On a recent morning, Darl Fletcher stepped inside the entrance to the Virginia Living Museum’s new “butterfly haven.”
The outdoor enclosure uses a set of airlocked mesh screens to prevent the insects from escaping.
Once inside, the butterflies are everywhere – flying overhead, resting on native plants inside, sticking to the ceiling.
Fletcher, a horticultural curator at the museum, said the butterflies in the new haven are raised offsite by a local hobbyist who brings in new ones weekly, along with caterpillars and chrysalises that grow into butterflies within the greenhouse-like enclosure.
There are more than a dozen native species, including black swallowtails, zebra swallowtails, white cabbages and spicebush swallowtails.
Then there are the beloved monarchs, famous for their trademark bright orange wings.
The species is a popular draw – but they also face serious threats from climate change, habitat destruction and pesticide use.
Milkweed is the only plant that monarchs will use to lay their eggs, according to the World Wildlife Fund. But humans have paved over or used millions of acres of the plant for agricultural expansion.
The butterfly haven includes a host of native plants for the creatures to feed on, including milkweed, sunflower, mountain mint, asters and nodding onion.
Fletcher said he hopes visitors to the exhibit will be inspired to boost the local pollinator population through their own backyard gardens.
It’s better not to touch the butterflies, he noted, because they have dust-like scales that help strengthen their wings.
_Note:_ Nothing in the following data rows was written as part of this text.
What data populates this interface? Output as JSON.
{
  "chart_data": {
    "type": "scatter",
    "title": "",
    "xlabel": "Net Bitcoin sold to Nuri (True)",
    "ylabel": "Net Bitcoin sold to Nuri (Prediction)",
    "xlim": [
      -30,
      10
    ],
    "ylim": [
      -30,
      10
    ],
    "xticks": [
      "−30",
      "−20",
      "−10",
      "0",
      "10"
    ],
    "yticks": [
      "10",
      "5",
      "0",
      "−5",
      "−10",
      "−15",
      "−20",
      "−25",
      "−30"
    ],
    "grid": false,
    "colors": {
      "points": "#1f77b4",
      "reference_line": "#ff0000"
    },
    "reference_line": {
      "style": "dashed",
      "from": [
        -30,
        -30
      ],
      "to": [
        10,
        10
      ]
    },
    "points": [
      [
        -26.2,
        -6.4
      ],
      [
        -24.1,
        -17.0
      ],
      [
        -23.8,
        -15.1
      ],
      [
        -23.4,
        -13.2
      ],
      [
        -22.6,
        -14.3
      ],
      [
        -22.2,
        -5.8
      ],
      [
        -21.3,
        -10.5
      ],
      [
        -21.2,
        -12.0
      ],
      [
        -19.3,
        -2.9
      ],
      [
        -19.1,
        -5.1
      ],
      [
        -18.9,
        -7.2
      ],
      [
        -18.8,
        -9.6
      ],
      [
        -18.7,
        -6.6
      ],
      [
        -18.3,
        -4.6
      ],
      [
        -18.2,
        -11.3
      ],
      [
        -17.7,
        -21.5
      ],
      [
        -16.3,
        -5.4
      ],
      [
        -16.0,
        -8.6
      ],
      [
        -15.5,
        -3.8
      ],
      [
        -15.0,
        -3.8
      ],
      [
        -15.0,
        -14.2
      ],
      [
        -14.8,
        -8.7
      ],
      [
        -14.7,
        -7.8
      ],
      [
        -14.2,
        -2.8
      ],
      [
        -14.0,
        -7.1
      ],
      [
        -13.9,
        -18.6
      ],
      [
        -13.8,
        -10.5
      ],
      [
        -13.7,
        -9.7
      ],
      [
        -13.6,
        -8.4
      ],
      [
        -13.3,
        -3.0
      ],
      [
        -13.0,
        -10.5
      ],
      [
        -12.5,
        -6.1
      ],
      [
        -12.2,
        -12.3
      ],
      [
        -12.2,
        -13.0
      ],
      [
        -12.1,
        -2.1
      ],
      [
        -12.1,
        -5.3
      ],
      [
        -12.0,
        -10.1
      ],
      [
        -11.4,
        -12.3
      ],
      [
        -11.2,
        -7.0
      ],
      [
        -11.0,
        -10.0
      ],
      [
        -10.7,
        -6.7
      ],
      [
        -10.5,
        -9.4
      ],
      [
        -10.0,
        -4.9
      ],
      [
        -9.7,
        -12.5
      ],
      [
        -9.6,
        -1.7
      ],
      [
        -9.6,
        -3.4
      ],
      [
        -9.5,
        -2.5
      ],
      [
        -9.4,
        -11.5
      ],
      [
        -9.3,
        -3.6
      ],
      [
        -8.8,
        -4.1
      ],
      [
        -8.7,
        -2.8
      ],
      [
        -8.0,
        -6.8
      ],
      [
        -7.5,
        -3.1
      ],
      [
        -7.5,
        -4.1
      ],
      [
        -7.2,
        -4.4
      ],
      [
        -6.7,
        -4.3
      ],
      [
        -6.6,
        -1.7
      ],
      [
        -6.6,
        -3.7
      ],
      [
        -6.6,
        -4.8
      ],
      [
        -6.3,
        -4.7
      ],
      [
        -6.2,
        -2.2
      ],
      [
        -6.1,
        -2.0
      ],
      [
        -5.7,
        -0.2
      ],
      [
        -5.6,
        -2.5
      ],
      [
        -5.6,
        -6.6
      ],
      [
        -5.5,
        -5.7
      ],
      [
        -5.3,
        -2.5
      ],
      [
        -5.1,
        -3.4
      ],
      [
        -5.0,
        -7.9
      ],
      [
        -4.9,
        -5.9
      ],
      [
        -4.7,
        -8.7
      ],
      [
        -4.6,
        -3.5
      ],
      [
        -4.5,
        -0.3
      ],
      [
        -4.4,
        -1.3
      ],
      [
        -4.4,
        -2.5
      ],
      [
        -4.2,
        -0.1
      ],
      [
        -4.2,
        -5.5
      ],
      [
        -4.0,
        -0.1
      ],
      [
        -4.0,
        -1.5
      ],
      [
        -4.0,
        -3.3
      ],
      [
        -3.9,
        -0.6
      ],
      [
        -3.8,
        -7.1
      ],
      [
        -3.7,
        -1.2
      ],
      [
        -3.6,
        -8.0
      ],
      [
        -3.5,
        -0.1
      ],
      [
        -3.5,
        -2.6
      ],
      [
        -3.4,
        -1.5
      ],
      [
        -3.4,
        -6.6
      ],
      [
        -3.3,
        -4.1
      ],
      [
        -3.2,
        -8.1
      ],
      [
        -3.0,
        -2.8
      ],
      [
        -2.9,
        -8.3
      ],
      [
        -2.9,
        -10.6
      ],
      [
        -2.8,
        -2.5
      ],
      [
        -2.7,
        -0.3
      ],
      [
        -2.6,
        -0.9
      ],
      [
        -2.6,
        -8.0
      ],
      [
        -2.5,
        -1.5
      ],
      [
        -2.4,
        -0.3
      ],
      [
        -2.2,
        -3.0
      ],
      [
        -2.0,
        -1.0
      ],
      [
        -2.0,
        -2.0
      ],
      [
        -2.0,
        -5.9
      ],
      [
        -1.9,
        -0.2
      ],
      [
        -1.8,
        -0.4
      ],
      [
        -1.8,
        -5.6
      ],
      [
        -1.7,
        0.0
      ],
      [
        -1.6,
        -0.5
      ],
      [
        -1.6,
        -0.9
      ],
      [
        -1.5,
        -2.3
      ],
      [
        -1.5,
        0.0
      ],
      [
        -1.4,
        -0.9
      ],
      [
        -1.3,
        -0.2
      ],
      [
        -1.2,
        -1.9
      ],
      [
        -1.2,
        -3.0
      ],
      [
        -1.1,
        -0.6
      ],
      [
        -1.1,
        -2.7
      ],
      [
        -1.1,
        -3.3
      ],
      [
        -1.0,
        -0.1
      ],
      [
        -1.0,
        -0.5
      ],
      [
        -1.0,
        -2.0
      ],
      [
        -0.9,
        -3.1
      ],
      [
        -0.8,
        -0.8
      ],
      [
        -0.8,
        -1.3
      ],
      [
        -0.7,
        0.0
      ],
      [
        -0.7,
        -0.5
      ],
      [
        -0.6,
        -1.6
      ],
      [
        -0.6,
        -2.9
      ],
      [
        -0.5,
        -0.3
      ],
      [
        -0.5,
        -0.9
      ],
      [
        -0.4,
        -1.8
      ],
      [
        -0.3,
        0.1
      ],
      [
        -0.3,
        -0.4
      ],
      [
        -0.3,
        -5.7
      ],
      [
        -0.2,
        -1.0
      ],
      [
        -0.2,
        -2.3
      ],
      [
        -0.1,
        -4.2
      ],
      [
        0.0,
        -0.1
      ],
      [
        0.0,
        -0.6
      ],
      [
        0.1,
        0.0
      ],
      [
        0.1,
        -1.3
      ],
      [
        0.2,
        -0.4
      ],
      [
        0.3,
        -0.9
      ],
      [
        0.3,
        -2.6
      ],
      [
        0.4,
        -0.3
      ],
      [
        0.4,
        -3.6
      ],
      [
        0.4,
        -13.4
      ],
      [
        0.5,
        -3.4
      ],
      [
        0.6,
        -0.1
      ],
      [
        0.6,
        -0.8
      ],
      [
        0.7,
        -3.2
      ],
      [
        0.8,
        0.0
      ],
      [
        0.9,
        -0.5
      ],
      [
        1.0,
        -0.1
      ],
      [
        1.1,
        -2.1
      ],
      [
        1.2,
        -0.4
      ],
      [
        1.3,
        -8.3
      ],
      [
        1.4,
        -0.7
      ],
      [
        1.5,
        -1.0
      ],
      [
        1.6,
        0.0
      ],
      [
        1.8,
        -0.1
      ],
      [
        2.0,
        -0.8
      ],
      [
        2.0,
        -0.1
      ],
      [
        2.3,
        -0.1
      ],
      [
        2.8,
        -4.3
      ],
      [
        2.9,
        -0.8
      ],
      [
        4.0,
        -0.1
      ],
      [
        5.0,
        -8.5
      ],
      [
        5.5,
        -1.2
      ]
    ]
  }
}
Kids who stop by the exhibit struggle to resist the urge.
Three-year-old Mason extended his arm, in awe of a monarch that opted to rest on the crook of his elbow.
“We love how gentle they are,” said Madolyn Kenreigh, Mason’s mother. “And my kids just really think it’s magical.”
The haven will be open through at least late September. After that the museum will open its doors, and the butterflies can fly out into the wild.